With bipartisan support, state lawmakers are moving forward with bills that would authorize a drug-repository program to redistribute prescription drugs to poor and uninsured residents.
House and Senate proposals (HB 59 and SB 104) received approval this week from the House Health Quality Subcommittee and the Senate Health and Human Services Appropriations Subcommittee.
The similar proposals would create a drug-repository program at the Florida Department of Health to facilitate donations of prescription drugs and supplies to people who need them.
Only drugs that are in original sealed packaging with no signs of tampering could be donated, and the packaging would have to include lot numbers and expiration dates of the drugs. Drugs couldn’t be donated to specific patients through the program, and no drugs funded by Medicaid could be donated.
The bills would allow dispensing by pharmacists and other health-care practitioners authorized by law to dispense prescription drugs and supplies. The bills also would offer legal protection for participating in the program.

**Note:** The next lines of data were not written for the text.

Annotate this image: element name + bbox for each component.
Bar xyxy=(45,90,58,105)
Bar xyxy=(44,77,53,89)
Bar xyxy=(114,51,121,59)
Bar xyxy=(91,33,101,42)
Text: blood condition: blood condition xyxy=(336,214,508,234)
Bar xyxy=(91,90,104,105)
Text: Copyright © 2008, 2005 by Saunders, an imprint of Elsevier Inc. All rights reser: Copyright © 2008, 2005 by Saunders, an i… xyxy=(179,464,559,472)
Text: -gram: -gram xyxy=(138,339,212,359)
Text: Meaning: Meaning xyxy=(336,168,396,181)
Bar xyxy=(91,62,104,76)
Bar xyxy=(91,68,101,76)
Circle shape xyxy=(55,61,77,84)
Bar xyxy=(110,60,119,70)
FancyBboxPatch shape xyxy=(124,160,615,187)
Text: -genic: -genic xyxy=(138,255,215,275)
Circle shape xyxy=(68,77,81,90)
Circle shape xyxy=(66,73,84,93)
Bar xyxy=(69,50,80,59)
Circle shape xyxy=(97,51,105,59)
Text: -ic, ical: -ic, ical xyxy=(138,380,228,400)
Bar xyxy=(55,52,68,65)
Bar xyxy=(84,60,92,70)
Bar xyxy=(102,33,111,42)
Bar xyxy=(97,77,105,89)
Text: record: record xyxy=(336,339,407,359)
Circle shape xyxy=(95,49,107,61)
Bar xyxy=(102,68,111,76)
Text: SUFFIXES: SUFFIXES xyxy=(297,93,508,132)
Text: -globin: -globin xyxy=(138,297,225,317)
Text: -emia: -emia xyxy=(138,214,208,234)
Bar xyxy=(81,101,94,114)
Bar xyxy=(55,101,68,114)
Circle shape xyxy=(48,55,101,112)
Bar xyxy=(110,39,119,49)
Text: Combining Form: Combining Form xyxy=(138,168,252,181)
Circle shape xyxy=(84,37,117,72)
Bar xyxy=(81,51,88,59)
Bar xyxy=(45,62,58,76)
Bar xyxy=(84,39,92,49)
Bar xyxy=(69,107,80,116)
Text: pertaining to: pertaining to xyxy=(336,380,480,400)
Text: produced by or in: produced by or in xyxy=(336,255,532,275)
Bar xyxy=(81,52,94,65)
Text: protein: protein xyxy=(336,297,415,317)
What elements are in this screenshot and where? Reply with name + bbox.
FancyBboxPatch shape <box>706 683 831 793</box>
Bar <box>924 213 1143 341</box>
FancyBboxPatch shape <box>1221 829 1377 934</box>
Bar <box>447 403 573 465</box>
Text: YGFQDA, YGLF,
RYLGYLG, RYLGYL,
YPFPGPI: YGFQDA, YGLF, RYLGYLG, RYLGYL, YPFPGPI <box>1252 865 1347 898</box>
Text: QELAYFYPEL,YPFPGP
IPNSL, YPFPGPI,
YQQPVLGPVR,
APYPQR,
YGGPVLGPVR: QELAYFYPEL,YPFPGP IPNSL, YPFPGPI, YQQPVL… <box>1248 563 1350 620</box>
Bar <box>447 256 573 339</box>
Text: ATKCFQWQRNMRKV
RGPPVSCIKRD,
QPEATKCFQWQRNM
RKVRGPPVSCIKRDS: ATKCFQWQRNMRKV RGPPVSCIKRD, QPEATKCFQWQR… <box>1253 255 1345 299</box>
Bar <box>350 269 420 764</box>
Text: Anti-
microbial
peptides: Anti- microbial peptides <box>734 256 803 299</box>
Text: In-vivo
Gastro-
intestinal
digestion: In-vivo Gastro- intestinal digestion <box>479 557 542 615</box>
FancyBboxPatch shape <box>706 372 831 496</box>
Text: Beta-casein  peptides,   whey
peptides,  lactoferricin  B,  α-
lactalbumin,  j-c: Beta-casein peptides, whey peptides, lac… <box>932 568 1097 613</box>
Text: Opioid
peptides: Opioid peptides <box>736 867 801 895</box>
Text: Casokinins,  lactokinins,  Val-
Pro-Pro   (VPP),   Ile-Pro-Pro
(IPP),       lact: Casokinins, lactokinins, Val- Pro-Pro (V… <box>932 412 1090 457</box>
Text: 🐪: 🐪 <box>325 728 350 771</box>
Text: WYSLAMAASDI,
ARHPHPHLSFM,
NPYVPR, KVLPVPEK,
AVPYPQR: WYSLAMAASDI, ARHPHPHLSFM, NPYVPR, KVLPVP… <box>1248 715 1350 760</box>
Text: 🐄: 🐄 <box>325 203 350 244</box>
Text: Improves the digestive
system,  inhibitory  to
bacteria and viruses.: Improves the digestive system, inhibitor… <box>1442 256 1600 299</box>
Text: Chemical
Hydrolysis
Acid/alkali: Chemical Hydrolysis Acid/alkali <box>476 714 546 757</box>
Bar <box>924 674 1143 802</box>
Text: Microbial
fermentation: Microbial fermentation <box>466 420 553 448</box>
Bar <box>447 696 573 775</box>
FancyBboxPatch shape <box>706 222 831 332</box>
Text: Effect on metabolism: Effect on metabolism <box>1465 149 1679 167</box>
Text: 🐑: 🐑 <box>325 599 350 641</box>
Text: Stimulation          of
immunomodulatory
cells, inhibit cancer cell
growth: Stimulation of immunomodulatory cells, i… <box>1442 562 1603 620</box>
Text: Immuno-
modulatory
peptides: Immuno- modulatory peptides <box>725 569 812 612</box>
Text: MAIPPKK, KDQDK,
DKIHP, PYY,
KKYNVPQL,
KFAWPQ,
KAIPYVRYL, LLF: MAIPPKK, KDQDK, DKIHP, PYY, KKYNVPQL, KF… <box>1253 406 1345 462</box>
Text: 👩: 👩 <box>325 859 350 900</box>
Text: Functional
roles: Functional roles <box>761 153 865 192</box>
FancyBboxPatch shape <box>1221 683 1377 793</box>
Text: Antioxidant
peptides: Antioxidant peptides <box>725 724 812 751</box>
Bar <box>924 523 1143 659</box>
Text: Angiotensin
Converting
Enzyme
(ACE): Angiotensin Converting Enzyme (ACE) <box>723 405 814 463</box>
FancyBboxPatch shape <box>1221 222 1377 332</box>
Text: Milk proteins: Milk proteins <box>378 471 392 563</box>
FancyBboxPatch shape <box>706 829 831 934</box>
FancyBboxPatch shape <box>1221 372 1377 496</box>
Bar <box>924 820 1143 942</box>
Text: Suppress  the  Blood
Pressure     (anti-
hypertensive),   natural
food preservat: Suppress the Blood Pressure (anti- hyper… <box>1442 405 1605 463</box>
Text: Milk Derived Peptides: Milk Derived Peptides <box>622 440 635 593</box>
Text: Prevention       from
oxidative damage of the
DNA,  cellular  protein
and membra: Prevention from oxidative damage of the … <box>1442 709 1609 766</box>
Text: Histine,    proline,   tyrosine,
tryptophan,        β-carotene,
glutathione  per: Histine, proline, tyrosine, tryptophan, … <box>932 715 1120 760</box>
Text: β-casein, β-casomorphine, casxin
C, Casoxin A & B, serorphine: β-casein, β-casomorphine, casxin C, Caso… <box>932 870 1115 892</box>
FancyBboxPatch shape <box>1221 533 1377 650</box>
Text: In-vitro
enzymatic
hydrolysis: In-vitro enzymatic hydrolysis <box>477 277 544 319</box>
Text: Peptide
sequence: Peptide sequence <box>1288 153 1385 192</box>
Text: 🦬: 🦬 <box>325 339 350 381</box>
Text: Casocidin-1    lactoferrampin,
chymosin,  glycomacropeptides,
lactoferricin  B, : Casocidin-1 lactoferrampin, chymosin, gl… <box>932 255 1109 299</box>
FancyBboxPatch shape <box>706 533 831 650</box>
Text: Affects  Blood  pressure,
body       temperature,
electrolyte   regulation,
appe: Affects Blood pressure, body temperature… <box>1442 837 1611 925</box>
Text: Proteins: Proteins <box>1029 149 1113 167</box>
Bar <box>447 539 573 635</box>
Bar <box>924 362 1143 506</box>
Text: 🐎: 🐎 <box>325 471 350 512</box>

While the proposals have enjoyed bipartisan support, they have drawn questions. House Health Quality Subcommittee member Mike Beltran, R-Lithia, said he would be “looking closely” at the volume of drugs donated through the program compared to the administrative costs associated with it.
Florida already has a drug-reuse program, but it is limited to cancer drugs. It is administered by the state Department of Business and Professional Regulation. According to a House bill analysis, there have been at least 40 cancer drug donations under the program since 2013. However, there are no current available donations.
The new bills are filed for the legislative session that starts March 5.